Mexico reaffirms its “special relationship” with Cuba by visiting Diaz-Canel on Independence Day
Memorials for the Independence of Mexico Which started on Wednesday night This year they have a controversial protagonist. The invitation of the Cuban President, Miguel Diaz-Canel, who will participate tomorrow Thursday in the official ceremony with Andres Manuel Lopez Obrador, sparked celebrations between demonstrations of disapproval of the leaders of the opposition. The Mexican president defended the visit, stressing that the country “will open its doors to all rulers.” Díaz-Canel, who has already arrived in Mexico City, after two months of protests against his government amid the growing stress of the population, will also join the Summit of the Community of Latin American and Caribbean Nations (CELAC) that will be held to celebrate Saturday in the capital.
Lopez Obrador confirmed that he “will be at a party on the 16th,” stressing that he also invited Joe Biden on the occasion of the September 27 events, although the US President will not be able to attend and will send Secretary of State, Anthony Blinken. Participation in the military parade The commander-in-chief of the Cuban regime sparked controversy as he was a special guest who would also give a speech. “Both civil and military authorities come to the December festivities, they come from all over the world, they are invited to Mexico. Therefore, we cannot invite some without others,” the president justified.
The defense of the idea of sovereignty, one of the axes of the government’s political action, dominates the visit. Just a few weeks ago, Lopez Obrador asked Biden to boycott the economic blockade of Cuba And soon “make a decision” about it. “It is a respectable invitation, from a point of view that you do not enter into it, but we must separate the political from the human, life is the most important thing, it is the principle of human rights,” the president said. Díaz-Canel personally requested his assistance with a letter and Mexico sent two shipments of humanitarian aid and medical supplies at the end of July.

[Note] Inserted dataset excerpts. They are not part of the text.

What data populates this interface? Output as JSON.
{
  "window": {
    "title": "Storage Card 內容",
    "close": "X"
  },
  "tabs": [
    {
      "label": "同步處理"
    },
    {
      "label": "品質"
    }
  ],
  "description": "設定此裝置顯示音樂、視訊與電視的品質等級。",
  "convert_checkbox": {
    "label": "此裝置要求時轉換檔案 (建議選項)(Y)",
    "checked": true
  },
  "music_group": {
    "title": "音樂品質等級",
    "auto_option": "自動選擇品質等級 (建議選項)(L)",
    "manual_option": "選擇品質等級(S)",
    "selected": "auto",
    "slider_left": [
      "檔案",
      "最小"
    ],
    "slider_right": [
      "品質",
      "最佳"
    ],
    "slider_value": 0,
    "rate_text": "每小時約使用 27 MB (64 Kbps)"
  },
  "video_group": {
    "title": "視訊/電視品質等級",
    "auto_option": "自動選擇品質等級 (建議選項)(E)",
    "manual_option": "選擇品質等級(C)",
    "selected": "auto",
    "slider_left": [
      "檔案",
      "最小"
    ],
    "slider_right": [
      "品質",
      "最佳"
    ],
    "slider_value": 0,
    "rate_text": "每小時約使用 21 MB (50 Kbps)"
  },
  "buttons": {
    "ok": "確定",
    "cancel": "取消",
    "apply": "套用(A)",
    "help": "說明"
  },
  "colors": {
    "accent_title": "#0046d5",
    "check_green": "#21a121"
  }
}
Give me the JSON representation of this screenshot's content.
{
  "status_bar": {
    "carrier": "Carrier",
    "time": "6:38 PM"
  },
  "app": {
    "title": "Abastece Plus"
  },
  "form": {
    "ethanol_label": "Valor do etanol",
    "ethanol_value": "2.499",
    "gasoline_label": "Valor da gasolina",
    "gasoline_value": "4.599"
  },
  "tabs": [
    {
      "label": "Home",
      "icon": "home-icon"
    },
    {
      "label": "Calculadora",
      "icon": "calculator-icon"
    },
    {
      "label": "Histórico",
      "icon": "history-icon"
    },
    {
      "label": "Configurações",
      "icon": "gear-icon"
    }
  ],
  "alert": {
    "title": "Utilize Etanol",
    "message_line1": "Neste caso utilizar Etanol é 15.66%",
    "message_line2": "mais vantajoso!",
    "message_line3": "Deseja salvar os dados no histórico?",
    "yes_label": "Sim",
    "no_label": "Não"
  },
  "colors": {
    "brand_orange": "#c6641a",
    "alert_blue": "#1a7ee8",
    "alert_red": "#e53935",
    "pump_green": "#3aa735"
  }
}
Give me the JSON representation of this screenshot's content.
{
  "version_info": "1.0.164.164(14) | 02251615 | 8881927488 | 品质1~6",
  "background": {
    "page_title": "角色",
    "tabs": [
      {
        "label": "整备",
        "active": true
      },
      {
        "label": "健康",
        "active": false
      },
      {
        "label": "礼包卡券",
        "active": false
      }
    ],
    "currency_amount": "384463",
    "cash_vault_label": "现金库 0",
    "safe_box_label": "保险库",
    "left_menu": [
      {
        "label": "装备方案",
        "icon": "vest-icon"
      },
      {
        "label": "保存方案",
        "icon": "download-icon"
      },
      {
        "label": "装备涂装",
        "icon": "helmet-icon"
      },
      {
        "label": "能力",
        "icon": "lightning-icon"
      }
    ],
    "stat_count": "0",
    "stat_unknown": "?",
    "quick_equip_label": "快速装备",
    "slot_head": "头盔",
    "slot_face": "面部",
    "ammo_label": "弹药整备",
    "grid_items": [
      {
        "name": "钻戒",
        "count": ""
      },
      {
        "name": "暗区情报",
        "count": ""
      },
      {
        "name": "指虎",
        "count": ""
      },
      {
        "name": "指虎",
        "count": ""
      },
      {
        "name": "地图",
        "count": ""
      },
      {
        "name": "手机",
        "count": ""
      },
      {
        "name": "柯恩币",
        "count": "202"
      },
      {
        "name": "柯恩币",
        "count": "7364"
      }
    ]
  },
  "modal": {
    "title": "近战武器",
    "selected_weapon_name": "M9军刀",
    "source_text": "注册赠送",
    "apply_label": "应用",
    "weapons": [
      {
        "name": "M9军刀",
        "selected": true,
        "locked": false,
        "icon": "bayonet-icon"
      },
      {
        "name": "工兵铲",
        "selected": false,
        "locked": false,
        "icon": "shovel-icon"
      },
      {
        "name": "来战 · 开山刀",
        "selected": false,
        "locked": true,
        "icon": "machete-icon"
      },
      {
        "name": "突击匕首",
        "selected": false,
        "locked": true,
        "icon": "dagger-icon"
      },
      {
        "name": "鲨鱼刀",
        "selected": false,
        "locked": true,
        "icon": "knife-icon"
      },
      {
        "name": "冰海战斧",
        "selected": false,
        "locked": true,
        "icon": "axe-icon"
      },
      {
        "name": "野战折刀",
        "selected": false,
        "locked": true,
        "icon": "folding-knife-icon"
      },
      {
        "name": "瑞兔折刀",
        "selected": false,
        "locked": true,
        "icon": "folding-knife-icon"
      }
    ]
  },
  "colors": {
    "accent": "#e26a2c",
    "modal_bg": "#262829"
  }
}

“We are a free, sovereign country,” the president added when he appealed to the government. Article 89 of the Constitution, which states that the executive branch should act in diplomacy with due regard for the principles of “non-interference” and “the self-determination of peoples” and respect for human rights, among other things. “This is our foreign policy, and for this we invite everyone. Mexico’s doors are open to all rulers, we are friends of all the peoples of the world.” In the midst of the July moves, he also came out in defense of the Cuban president: “There should be no interference. The health status of the Cuban people should not be used for political purposes. This should be set aside. No politicization, no media campaigns, which is already happening all over the world.”
Díaz-Canel actually attended Lopez Obrador’s inauguration in 2018 and nearly a year later he’s back for an official visit. Before his travels, this Wednesday, he wrote on his Twitter account that “the Mexican revolution was a deep inspiration for the revolutionary movement in Latin America” accompanied by the phrase “Live Fidel”. President Castro, who died in 2016, traveled twelve times to the country. It did so during the PRI mandate and also under Vicente Fox, of the PAN. On that occasion, the former Mexican president asked his Cuban counterpart to leave the Extraordinary Summit of the Americas in 2002 to avoid this Embarrassing meeting with George W. Bush. According to an audio broadcast over Havana, he told him, “It’s not very nice of a last-minute notification that you’re showing up here… I don’t know when you intend to come, but my suggestion is that you come Thursday… that you participate in the session, make your bid. Then, We have a governor’s lunch for heads of state. All inclusive, I offer you to be at that lunch and sit beside me and as soon as the event is over you’ll come back, and you’ll leave me free on Friday, that doesn’t hold Friday for me.”
Now, one of the politicians who criticized Diaz-Canel’s visit the most was the former president of PAN, Felipe Calderon. He even called Cuban a “genocide and dictator” and compared him to Hitler. “Well, it’s a good thing you don’t like it,” Lopez Obrador replied. “Put the masks out.”